Motivation of Invisible Children
There have been different criticisms as to why Invisible Children are running this campaign – from having the White Man’s Burden to wanting attention for themselves to being hipsters to various personal insults.
To this I say – SO WHAT?
I’ll be honest – I don’t care what their personal reasons are behind the Stop Kony campaign. Based on the video, I’m giving them the benefit of the doubt that they really are motivated by the plight of Ugandan children over the years.
Even if their sole reason for this is to become famous and get rich though – so what? If they actually achieve their objective of having Joseph Kony arrested – the man at the top of the most wanted list – I don’t actually care about their motivations. Yes, it would suck if they’re not doing it for warm and fuzzy reasons, but they’re still achieving something immense, making a difference in the lives of thousands and bringing justice to a man who has caused so much misery.
Motivation of Supporters
Others are complaining that this is just another example of slacktivism. That raising awareness isn’t going to achieve anything. That people are getting a feel-good moment from retweeting or sharing a link on Facebook, but that nothing will change.
Seriously – is this the outlook we should have? That we can’t change anything? It’s exactly this type of thinking that’s let Joseph Kony get away with atrocities for so long – because no one cares.
Having been involved with a charity that worked with youth in Rwanda who were orphaned in the genocide in 1994, I’ve seen what happens when we ignore this kind of thing. I’m not content with us being defeatist and I certainly don’t think we should teach our youth to be that way either.

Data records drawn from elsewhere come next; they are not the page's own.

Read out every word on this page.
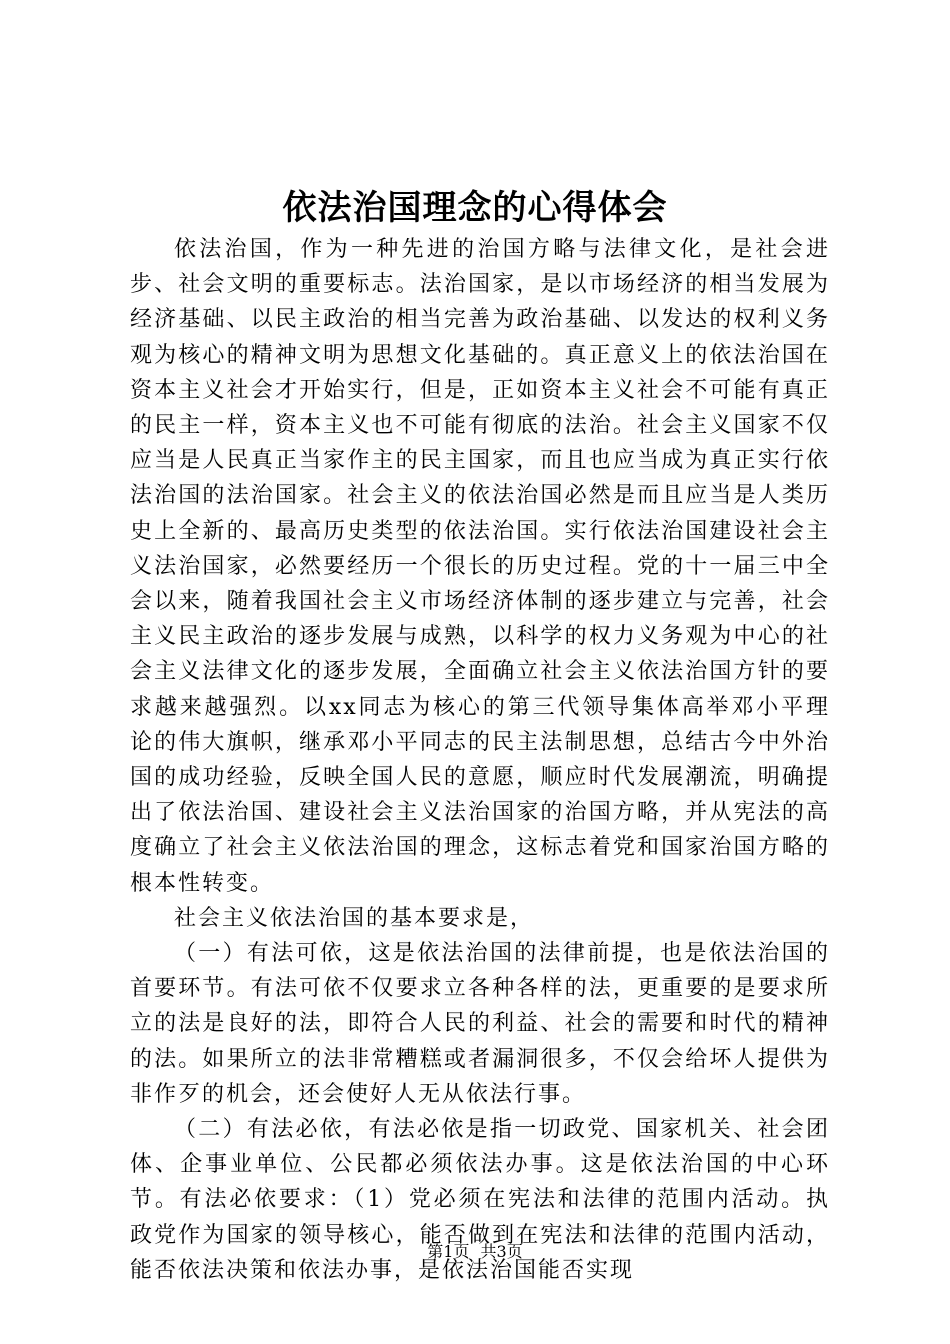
依法治国理念的心得体会

依法治国，作为一种先进的治国方略与法律文化，是社会进步、社会文明的重要标志。法治国家，是以市场经济的相当发展为经济基础、以民主政治的相当完善为政治基础、以发达的权利义务观为核心的精神文明为思想文化基础的。真正意义上的依法治国在资本主义社会才开始实行，但是，正如资本主义社会不可能有真正的民主一样，资本主义也不可能有彻底的法治。社会主义国家不仅应当是人民真正当家作主的民主国家，而且也应当成为真正实行依法治国的法治国家。社会主义的依法治国必然是而且应当是人类历史上全新的、最高历史类型的依法治国。实行依法治国建设社会主义法治国家，必然要经历一个很长的历史过程。党的十一届三中全会以来，随着我国社会主义市场经济体制的逐步建立与完善，社会主义民主政治的逐步发展与成熟，以科学的权力义务观为中心的社会主义法律文化的逐步发展，全面确立社会主义依法治国方针的要求越来越强烈。以xx同志为核心的第三代领导集体高举邓小平理论的伟大旗帜，继承邓小平同志的民主法制思想，总结古今中外治国的成功经验，反映全国人民的意愿，顺应时代发展潮流，明确提出了依法治国、建设社会主义法治国家的治国方略，并从宪法的高度确立了社会主义依法治国的理念，这标志着党和国家治国方略的根本性转变。

社会主义依法治国的基本要求是，

（一）有法可依，这是依法治国的法律前提，也是依法治国的首要环节。有法可依不仅要求立各种各样的法，更重要的是要求所立的法是良好的法，即符合人民的利益、社会的需要和时代的精神的法。如果所立的法非常糟糕或者漏洞很多，不仅会给坏人提供为非作歹的机会，还会使好人无从依法行事。

（二）有法必依，有法必依是指一切政党、国家机关、社会团体、企事业单位、公民都必须依法办事。这是依法治国的中心环节。有法必依要求：（1）党必须在宪法和法律的范围内活动。执政党作为国家的领导核心，能否做到在宪法和法律的范围内活动，能否依法决策和依法办事，是依法治国能否实现

第1页 共3页
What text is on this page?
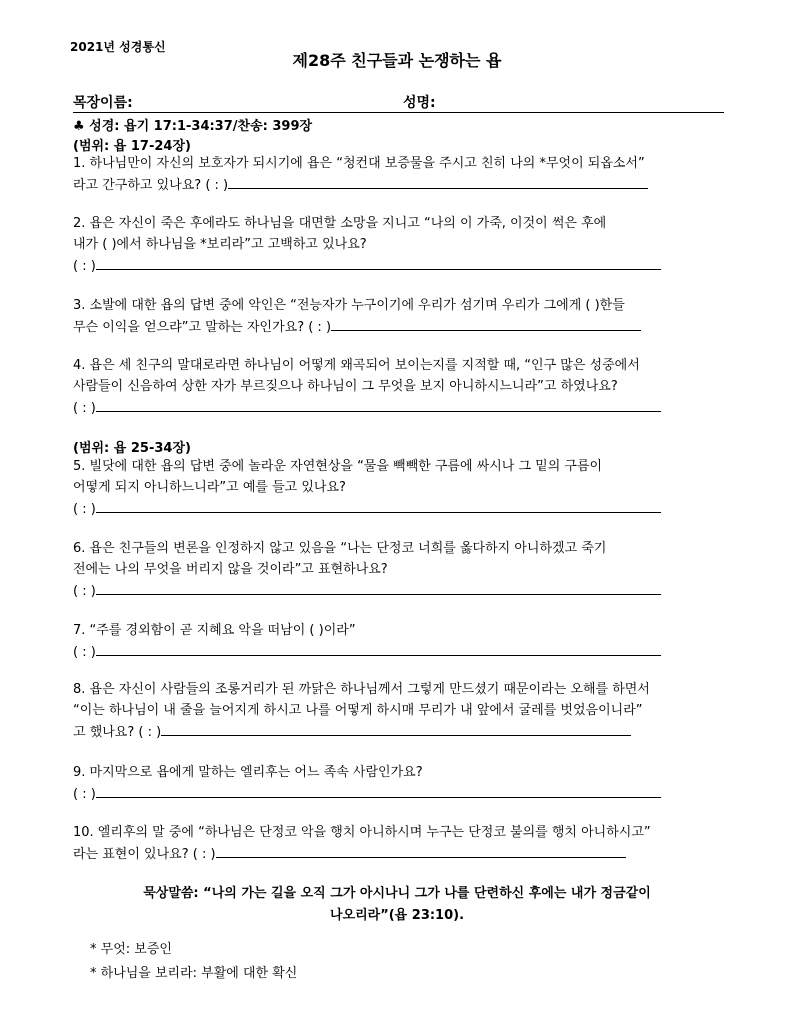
2021년 성경통신
제28주 친구들과 논쟁하는 욥
목장이름:	성명:
♣ 성경: 욥기 17:1-34:37/찬송: 399장
(범위: 욥 17-24장)

1. 하나님만이 자신의 보호자가 되시기에 욥은 “청컨대 보증물을 주시고 친히 나의 *무엇이 되옵소서”

라고 간구하고 있나요? ( : )

2. 욥은 자신이 죽은 후에라도 하나님을 대면할 소망을 지니고 “나의 이 가죽, 이것이 썩은 후에

내가 ( )에서 하나님을 *보리라”고 고백하고 있나요?

( : )

3. 소발에 대한 욥의 답변 중에 악인은 “전능자가 누구이기에 우리가 섬기며 우리가 그에게 ( )한들

무슨 이익을 얻으랴”고 말하는 자인가요? ( : )

4. 욥은 세 친구의 말대로라면 하나님이 어떻게 왜곡되어 보이는지를 지적할 때, “인구 많은 성중에서

사람들이 신음하여 상한 자가 부르짖으나 하나님이 그 무엇을 보지 아니하시느니라”고 하였나요?

( : )

(범위: 욥 25-34장)

5. 빌닷에 대한 욥의 답변 중에 놀라운 자연현상을 “물을 빽빽한 구름에 싸시나 그 밑의 구름이

어떻게 되지 아니하느니라”고 예를 들고 있나요?

( : )

6. 욥은 친구들의 변론을 인정하지 않고 있음을 “나는 단정코 너희를 옳다하지 아니하겠고 죽기

전에는 나의 무엇을 버리지 않을 것이라”고 표현하나요?

( : )

7. “주를 경외함이 곧 지혜요 악을 떠남이 ( )이라”

( : )

8. 욥은 자신이 사람들의 조롱거리가 된 까닭은 하나님께서 그렇게 만드셨기 때문이라는 오해를 하면서

“이는 하나님이 내 줄을 늘어지게 하시고 나를 어떻게 하시매 무리가 내 앞에서 굴레를 벗었음이니라”

고 했나요? ( : )

9. 마지막으로 욥에게 말하는 엘리후는 어느 족속 사람인가요?

( : )

10. 엘리후의 말 중에 “하나님은 단정코 악을 행치 아니하시며 누구는 단정코 불의를 행치 아니하시고”

라는 표현이 있나요? ( : )

묵상말씀: “나의 가는 길을 오직 그가 아시나니 그가 나를 단련하신 후에는 내가 정금같이
나오리라”(욥 23:10).

* 무엇: 보증인

* 하나님을 보리라: 부활에 대한 확신
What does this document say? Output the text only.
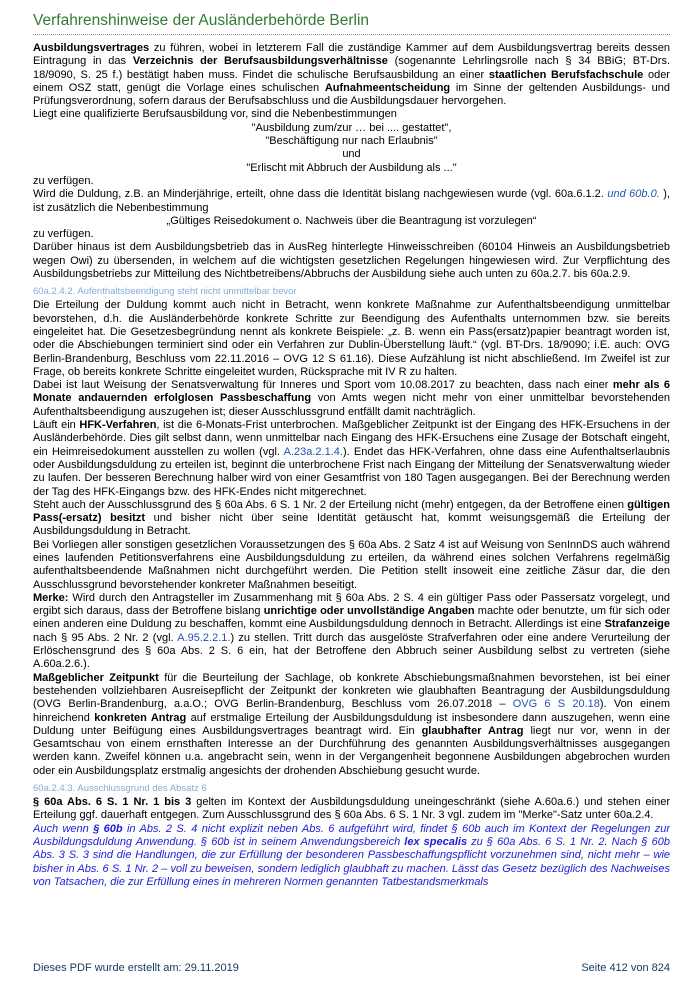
Verfahrenshinweise der Ausländerbehörde Berlin
Ausbildungsvertrages zu führen, wobei in letzterem Fall die zuständige Kammer auf dem Ausbildungsvertrag bereits dessen Eintragung in das Verzeichnis der Berufsausbildungsverhältnisse (sogenannte Lehrlingsrolle nach § 34 BBiG; BT-Drs. 18/9090, S. 25 f.) bestätigt haben muss. Findet die schulische Berufsausbildung an einer staatlichen Berufsfachschule oder einem OSZ statt, genügt die Vorlage eines schulischen Aufnahmeentscheidung im Sinne der geltenden Ausbildungs- und Prüfungsverordnung, sofern daraus der Berufsabschluss und die Ausbildungsdauer hervorgehen.
Liegt eine qualifizierte Berufsausbildung vor, sind die Nebenbestimmungen
"Ausbildung zum/zur … bei .... gestattet",
"Beschäftigung nur nach Erlaubnis"
und
"Erlischt mit Abbruch der Ausbildung als ..."
zu verfügen.
Wird die Duldung, z.B. an Minderjährige, erteilt, ohne dass die Identität bislang nachgewiesen wurde (vgl. 60a.6.1.2. und 60b.0. ), ist zusätzlich die Nebenbestimmung
„Gültiges Reisedokument o. Nachweis über die Beantragung ist vorzulegen“
zu verfügen.
Darüber hinaus ist dem Ausbildungsbetrieb das in AusReg hinterlegte Hinweisschreiben (60104 Hinweis an Ausbildungsbetrieb wegen Owi) zu übersenden, in welchem auf die wichtigsten gesetzlichen Regelungen hingewiesen wird. Zur Verpflichtung des Ausbildungsbetriebs zur Mitteilung des Nichtbetreibens/Abbruchs der Ausbildung siehe auch unten zu 60a.2.7. bis 60a.2.9.
60a.2.4.2. Aufenthaltsbeendigung steht nicht unmittelbar bevor
Die Erteilung der Duldung kommt auch nicht in Betracht, wenn konkrete Maßnahme zur Aufenthaltsbeendigung unmittelbar bevorstehen, d.h. die Ausländerbehörde konkrete Schritte zur Beendigung des Aufenthalts unternommen bzw. sie bereits eingeleitet hat. Die Gesetzesbegründung nennt als konkrete Beispiele: „z. B. wenn ein Pass(ersatz)papier beantragt worden ist, oder die Abschiebungen terminiert sind oder ein Verfahren zur Dublin-Überstellung läuft.“ (vgl. BT-Drs. 18/9090; i.E. auch: OVG Berlin-Brandenburg, Beschluss vom 22.11.2016 – OVG 12 S 61.16). Diese Aufzählung ist nicht abschließend. Im Zweifel ist zur Frage, ob bereits konkrete Schritte eingeleitet wurden, Rücksprache mit IV R zu halten.
Dabei ist laut Weisung der Senatsverwaltung für Inneres und Sport vom 10.08.2017 zu beachten, dass nach einer mehr als 6 Monate andauernden erfolglosen Passbeschaffung von Amts wegen nicht mehr von einer unmittelbar bevorstehenden Aufenthaltsbeendigung auszugehen ist; dieser Ausschlussgrund entfällt damit nachträglich.
Läuft ein HFK-Verfahren, ist die 6-Monats-Frist unterbrochen. Maßgeblicher Zeitpunkt ist der Eingang des HFK-Ersuchens in der Ausländerbehörde. Dies gilt selbst dann, wenn unmittelbar nach Eingang des HFK-Ersuchens eine Zusage der Botschaft eingeht, ein Heimreisedokument ausstellen zu wollen (vgl. A.23a.2.1.4.). Endet das HFK-Verfahren, ohne dass eine Aufenthaltserlaubnis oder Ausbildungsduldung zu erteilen ist, beginnt die unterbrochene Frist nach Eingang der Mitteilung der Senatsverwaltung wieder zu laufen. Der besseren Berechnung halber wird von einer Gesamtfrist von 180 Tagen ausgegangen. Bei der Berechnung werden der Tag des HFK-Eingangs bzw. des HFK-Endes nicht mitgerechnet.
Steht auch der Ausschlussgrund des § 60a Abs. 6 S. 1 Nr. 2 der Erteilung nicht (mehr) entgegen, da der Betroffene einen gültigen Pass(-ersatz) besitzt und bisher nicht über seine Identität getäuscht hat, kommt weisungsgemäß die Erteilung der Ausbildungsduldung in Betracht.
Bei Vorliegen aller sonstigen gesetzlichen Voraussetzungen des § 60a Abs. 2 Satz 4 ist auf Weisung von SenInnDS auch während eines laufenden Petitionsverfahrens eine Ausbildungsduldung zu erteilen, da während eines solchen Verfahrens regelmäßig aufenthaltsbeendende Maßnahmen nicht durchgeführt werden. Die Petition stellt insoweit eine zeitliche Zäsur dar, die den Ausschlussgrund bevorstehender konkreter Maßnahmen beseitigt.
Merke: Wird durch den Antragsteller im Zusammenhang mit § 60a Abs. 2 S. 4 ein gültiger Pass oder Passersatz vorgelegt, und ergibt sich daraus, dass der Betroffene bislang unrichtige oder unvollständige Angaben machte oder benutzte, um für sich oder einen anderen eine Duldung zu beschaffen, kommt eine Ausbildungsduldung dennoch in Betracht. Allerdings ist eine Strafanzeige nach § 95 Abs. 2 Nr. 2 (vgl. A.95.2.2.1.) zu stellen. Tritt durch das ausgelöste Strafverfahren oder eine andere Verurteilung der Erlöschensgrund des § 60a Abs. 2 S. 6 ein, hat der Betroffene den Abbruch seiner Ausbildung selbst zu vertreten (siehe A.60a.2.6.).
Maßgeblicher Zeitpunkt für die Beurteilung der Sachlage, ob konkrete Abschiebungsmaßnahmen bevorstehen, ist bei einer bestehenden vollziehbaren Ausreisepflicht der Zeitpunkt der konkreten wie glaubhaften Beantragung der Ausbildungsduldung (OVG Berlin-Brandenburg, a.a.O.; OVG Berlin-Brandenburg, Beschluss vom 26.07.2018 – OVG 6 S 20.18). Von einem hinreichend konkreten Antrag auf erstmalige Erteilung der Ausbildungsduldung ist insbesondere dann auszugehen, wenn eine Duldung unter Beifügung eines Ausbildungsvertrages beantragt wird. Ein glaubhafter Antrag liegt nur vor, wenn in der Gesamtschau von einem ernsthaften Interesse an der Durchführung des genannten Ausbildungsverhältnisses ausgegangen werden kann. Zweifel können u.a. angebracht sein, wenn in der Vergangenheit begonnene Ausbildungen abgebrochen wurden oder ein Ausbildungsplatz erstmalig angesichts der drohenden Abschiebung gesucht wurde.
60a.2.4.3. Ausschlussgrund des Absatz 6
§ 60a Abs. 6 S. 1 Nr. 1 bis 3 gelten im Kontext der Ausbildungsduldung uneingeschränkt (siehe A.60a.6.) und stehen einer Erteilung ggf. dauerhaft entgegen. Zum Ausschlussgrund des § 60a Abs. 6 S. 1 Nr. 3 vgl. zudem im "Merke"-Satz unter 60a.2.4.
Auch wenn § 60b in Abs. 2 S. 4 nicht explizit neben Abs. 6 aufgeführt wird, findet § 60b auch im Kontext der Regelungen zur Ausbildungsduldung Anwendung. § 60b ist in seinem Anwendungsbereich lex specalis zu § 60a Abs. 6 S. 1 Nr. 2. Nach § 60b Abs. 3 S. 3 sind die Handlungen, die zur Erfüllung der besonderen Passbeschaffungspflicht vorzunehmen sind, nicht mehr – wie bisher in Abs. 6 S. 1 Nr. 2 – voll zu beweisen, sondern lediglich glaubhaft zu machen. Lässt das Gesetz bezüglich des Nachweises von Tatsachen, die zur Erfüllung eines in mehreren Normen genannten Tatbestandsmerkmals
Dieses PDF wurde erstellt am: 29.11.2019	Seite 412 von 824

Instead, imagine the lesson we’ll be teaching youth if Joseph Kony is arrested and tried. We’ll be showing them that ordinary people really can make a difference. That you can impact people on the other side of the world for good. That you can influence politicians on issues that truly matter.
As a sidenote, here are just a few of the search terms that brought people to our site yesterday – these suggest that people really are being inspired to do something, rather than just retweeting:
- Kony 2012 youth ministry
- Kony 2012 fundraising ideas
- Action plan to Stop Kony
- Fundraisers Stop Kony
- Fundraising ideas for Kony
- Kony 2012 fundraiser ideas
- Kony 2012 ideas
By all means, research Invisible Children to learn more about them – teaching youth not to blindly believe everything on the internet is another important thing to teach them. One good place to start is Invisible Children’s answers to some of the allegations. If you conclude that they’re not an organization you want to support – that’s completely cool. No one should be forced or guilted into supporting any organization that they don’t agree or are uncomfortable with.
But please – let’s stop bashing people and organizations that are trying to make a positive impact in the world, simply because you think don’t like them – despite you never having met them.
Because that makes you equally as unlikable.